Computer Memory Hierarchy
Different types of memory perform and serve different purposes in the overall scheme of computer engineering. They are classified based on their purpose, speed, complexities and cost of manufacturing.
Generally, faster memory costs more to design and manufacture. As a result, their capacity is usually more limited. It is also true the other way around, slower memory and storage system almost always have more capacity.
Computer Memory Hierarchy is a pyramid structure that is commonly used to illustrate the significant differences among memory types. This diagram and variations of it can be found on various reference websites on the Internet such as Wikipedia.
The version of Computer Memory Hierarchy illustrated here represents different levels of performance among various memory technologies that can be found in standard desktop computers.
The DDR Memory Family
Double-Data Rate (DDR) is an evolutionary progress from SD-RAM (SDR) technology, which was first introduced in 1993. As that technology reaches its limit in 1999, DDR technology was engineered as the solution for the subsequent decade.
There are two ways to describe DDR memory specifications. One denotes the actual DRAM chip specification; the other is used to describe the memory module specification. They are sometimes used interchangeably, but as we progress along you will discover that not all memories are created equal or appear as them seemed.

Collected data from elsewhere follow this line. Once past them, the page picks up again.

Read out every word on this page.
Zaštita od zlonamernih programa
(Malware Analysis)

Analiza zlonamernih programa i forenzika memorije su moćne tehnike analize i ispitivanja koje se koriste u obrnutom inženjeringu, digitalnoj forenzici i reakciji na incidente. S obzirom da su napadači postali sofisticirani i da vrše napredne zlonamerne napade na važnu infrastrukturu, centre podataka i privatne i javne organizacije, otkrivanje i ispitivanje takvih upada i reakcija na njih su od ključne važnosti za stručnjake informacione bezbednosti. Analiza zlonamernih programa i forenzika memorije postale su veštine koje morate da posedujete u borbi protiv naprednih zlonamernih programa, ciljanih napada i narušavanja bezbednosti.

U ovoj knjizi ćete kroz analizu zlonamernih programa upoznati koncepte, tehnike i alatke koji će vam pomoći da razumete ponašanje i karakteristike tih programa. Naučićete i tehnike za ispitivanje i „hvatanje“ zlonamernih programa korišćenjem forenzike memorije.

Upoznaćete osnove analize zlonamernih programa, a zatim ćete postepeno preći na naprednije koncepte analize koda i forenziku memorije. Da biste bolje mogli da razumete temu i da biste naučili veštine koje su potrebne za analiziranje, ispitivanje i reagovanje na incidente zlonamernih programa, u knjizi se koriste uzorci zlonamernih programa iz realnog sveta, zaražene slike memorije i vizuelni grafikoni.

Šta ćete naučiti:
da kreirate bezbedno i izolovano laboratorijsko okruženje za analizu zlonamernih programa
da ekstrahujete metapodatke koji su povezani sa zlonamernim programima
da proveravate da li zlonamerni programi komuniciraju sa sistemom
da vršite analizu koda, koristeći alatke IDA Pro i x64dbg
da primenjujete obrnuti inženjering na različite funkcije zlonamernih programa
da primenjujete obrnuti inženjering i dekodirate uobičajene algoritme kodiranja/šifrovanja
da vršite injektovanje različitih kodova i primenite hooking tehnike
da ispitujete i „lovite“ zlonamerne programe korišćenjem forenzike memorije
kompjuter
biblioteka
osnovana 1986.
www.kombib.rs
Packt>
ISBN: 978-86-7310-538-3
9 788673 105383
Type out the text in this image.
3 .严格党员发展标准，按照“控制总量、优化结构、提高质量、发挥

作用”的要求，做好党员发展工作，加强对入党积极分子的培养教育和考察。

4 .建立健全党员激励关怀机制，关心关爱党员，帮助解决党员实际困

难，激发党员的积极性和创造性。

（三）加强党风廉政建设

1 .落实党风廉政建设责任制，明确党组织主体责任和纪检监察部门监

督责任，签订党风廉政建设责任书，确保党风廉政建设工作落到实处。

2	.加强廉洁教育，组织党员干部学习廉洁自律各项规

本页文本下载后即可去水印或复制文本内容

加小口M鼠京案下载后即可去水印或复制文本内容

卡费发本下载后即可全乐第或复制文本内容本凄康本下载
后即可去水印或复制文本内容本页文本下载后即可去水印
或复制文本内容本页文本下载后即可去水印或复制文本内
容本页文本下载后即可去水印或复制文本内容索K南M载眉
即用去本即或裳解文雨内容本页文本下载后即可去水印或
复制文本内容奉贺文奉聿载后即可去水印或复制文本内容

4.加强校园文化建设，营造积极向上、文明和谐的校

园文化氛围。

Main Differences between DDR generations
There are fundamental differences between each generation of DDR beyond physical distinctions. Each progression of technology tries to solve problems or side-effects associated with faster performance such as signal noise, skewing, jitters, timing inaccuracy, interference and so forth.
It was not because these problems did not exist in previous generations, but the fact that they were often insignificant at slower speed. At higher speeds, new techniques are required to mitigate higher level of signal uncertainties. Faster performance requires much tighter tolerance.
A clock cycle is how long it takes the wave from the peak to reach the bottom, shown here as a Sine wave, but do note that the actual shape of the signal is more in between that of square and Sine. The ability to send 2 signals in a clock cycle is achieved by attaching the data on the rise and fall of the wave. This is the key to DDR technology.